Bill Atkinson, the author of Quickdraw and the main user interface designer, who was by far the most important Lisa implementor, thought that lines of code was a silly measure of software productivity. He thought his goal was to write as small and fast a program as possible, and that the lines of code metric only encouraged writing sloppy, bloated, broken code.
He recently was working on optimizing Quickdraw’s region calculation machinery, and had completely rewritten the region engine using a simpler, more general algorithm which, after some tweaking, made region operations almost six times faster. As a by-product, the rewrite also saved around 2,000 lines of code.
He was just putting the finishing touches on the optimization when it was time to fill out the management form for the first time. When he got to the lines of code part, he thought about it for a second, and then wrote in the number: -2000.
I’m not sure how the managers reacted to that, but I do know that after a couple more weeks, they stopped asking Bill to fill out the form, and he gladly complied.
So, clearly cost per unit of output is meaningless. Add to this the fact that as an industry we produce an awful lot of software that is never or rarely used and it’s clear that output really is the wrong thing to optimise for. If they really want to reduce the annual cost of software development, well then that is easy. For a short-term win in this game, just take last year’s budget and cut it back by whatever reduction you’d like to see. Ten percent cheaper? Done. If your current annual expenditure on software is unsustainable, then this may be the correct course of action. But let’s not pretend that you’ve made it cheaper to get the same thing.
Much of the cost incurred in software development is learning. Some estimates suggest that the learning curve for a new team can be as long as 18 months before they are at their peak of productivity. I heard a great example of this recently: to ramp up a new team to deliver a project would cost twice as much as if they were to use an existing team. One of the worst things you can do if you are concerned about cost is to wrap your software development up into a project vehicle, creating a temporary organisational structure that takes a long time to get going, and at the end of the project the learning dissipates, or worse, walks out the door.
The thing is, if you explore further the reasons behind the drive for “cheaper” you often find quite different frustrations being expressed. They start to talk about how slow it is to get anything out of I.T. and how even a small change takes months. Press a little further and “time to market” gets raised, usually with a story about a project that took much longer than thought reasonable. Ask more around this and you’ll probably hear that the end result didn’t really meet expectations in terms of the value delivered, but changing it so that it was more valuable was difficult.

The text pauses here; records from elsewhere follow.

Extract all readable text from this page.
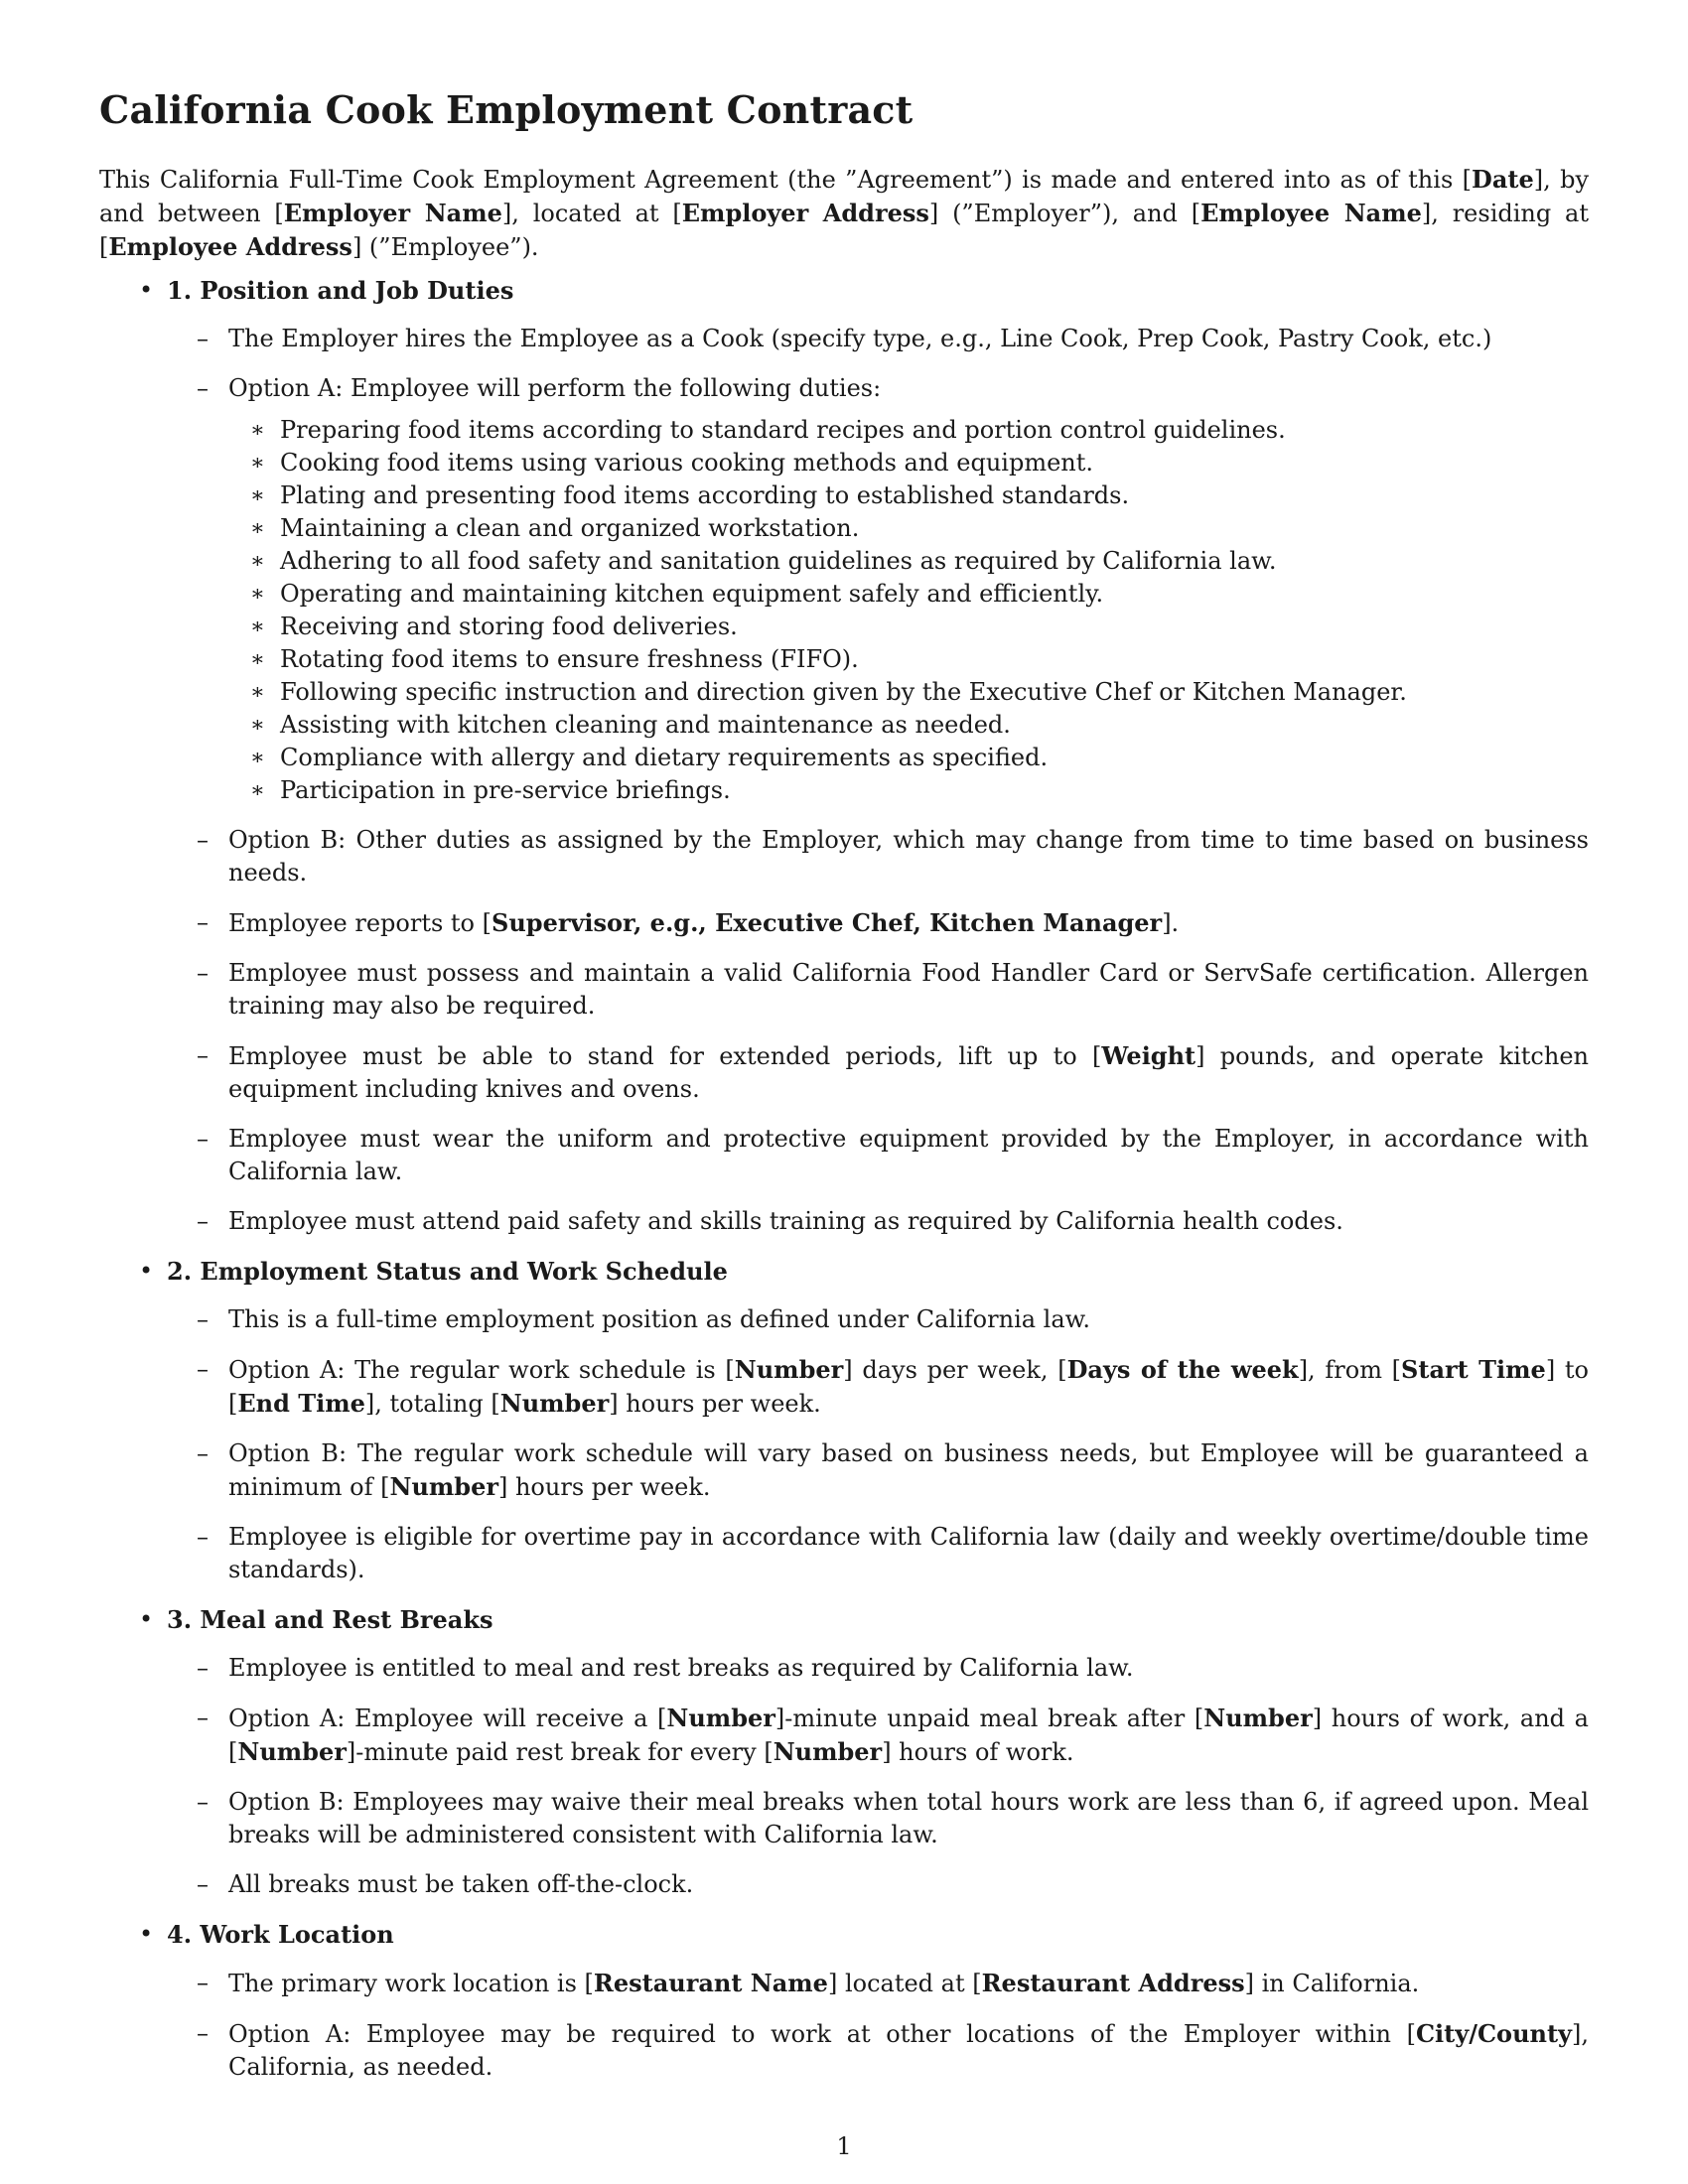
California Cook Employment Contract

This California Full-Time Cook Employment Agreement (the ”Agreement”) is made and entered into as of this [Date], by and between [Employer Name], located at [Employer Address] (”Employer”), and [Employee Name], residing at [Employee Address] (”Employee”).

• 1. Position and Job Duties
– The Employer hires the Employee as a Cook (specify type, e.g., Line Cook, Prep Cook, Pastry Cook, etc.)
– Option A: Employee will perform the following duties:
∗ Preparing food items according to standard recipes and portion control guidelines.
∗ Cooking food items using various cooking methods and equipment.
∗ Plating and presenting food items according to established standards.
∗ Maintaining a clean and organized workstation.
∗ Adhering to all food safety and sanitation guidelines as required by California law.
∗ Operating and maintaining kitchen equipment safely and efficiently.
∗ Receiving and storing food deliveries.
∗ Rotating food items to ensure freshness (FIFO).
∗ Following specific instruction and direction given by the Executive Chef or Kitchen Manager.
∗ Assisting with kitchen cleaning and maintenance as needed.
∗ Compliance with allergy and dietary requirements as specified.
∗ Participation in pre-service briefings.
– Option B: Other duties as assigned by the Employer, which may change from time to time based on business needs.
– Employee reports to [Supervisor, e.g., Executive Chef, Kitchen Manager].
– Employee must possess and maintain a valid California Food Handler Card or ServSafe certification. Allergen training may also be required.
– Employee must be able to stand for extended periods, lift up to [Weight] pounds, and operate kitchen equipment including knives and ovens.
– Employee must wear the uniform and protective equipment provided by the Employer, in accordance with California law.
– Employee must attend paid safety and skills training as required by California health codes.
• 2. Employment Status and Work Schedule
– This is a full-time employment position as defined under California law.
– Option A: The regular work schedule is [Number] days per week, [Days of the week], from [Start Time] to [End Time], totaling [Number] hours per week.
– Option B: The regular work schedule will vary based on business needs, but Employee will be guaranteed a minimum of [Number] hours per week.
– Employee is eligible for overtime pay in accordance with California law (daily and weekly overtime/double time standards).
• 3. Meal and Rest Breaks
– Employee is entitled to meal and rest breaks as required by California law.
– Option A: Employee will receive a [Number]-minute unpaid meal break after [Number] hours of work, and a [Number]-minute paid rest break for every [Number] hours of work.
– Option B: Employees may waive their meal breaks when total hours work are less than 6, if agreed upon. Meal breaks will be administered consistent with California law.
– All breaks must be taken off-the-clock.
• 4. Work Location
– The primary work location is [Restaurant Name] located at [Restaurant Address] in California.
– Option A: Employee may be required to work at other locations of the Employer within [City/County], California, as needed.
1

What we’re starting to hear now is the real frustration. It’s not cost so much, but speed, flexibility and ultimately: value for money. Cheaper makes perfect sense if you’re talking about commodities – none of us want to pay more for something that delivers the exact same outcome. But it is a meaningless adjective when applied to product development.
The only metric that could possibly make sense is the cost per unit of value – not the output, but the outcome. What makes this hard is that value is not distributed evenly in product development. Value is rare, extreme and obvious only with the benefit of hindsight – some of the most valuable things we build will only be recognised as such after we’ve built it. We are mining for diamonds, but there is a lot of “not-diamond” in the material we carve out. Looking at cost per bucketful of material may be necessary, but it is not even remotely sufficient. A mining method that is more expensive per bucketful of material, but which has a higher probability of yielding diamonds can be a good thing. At the end of it all, it is the outcomes that matter.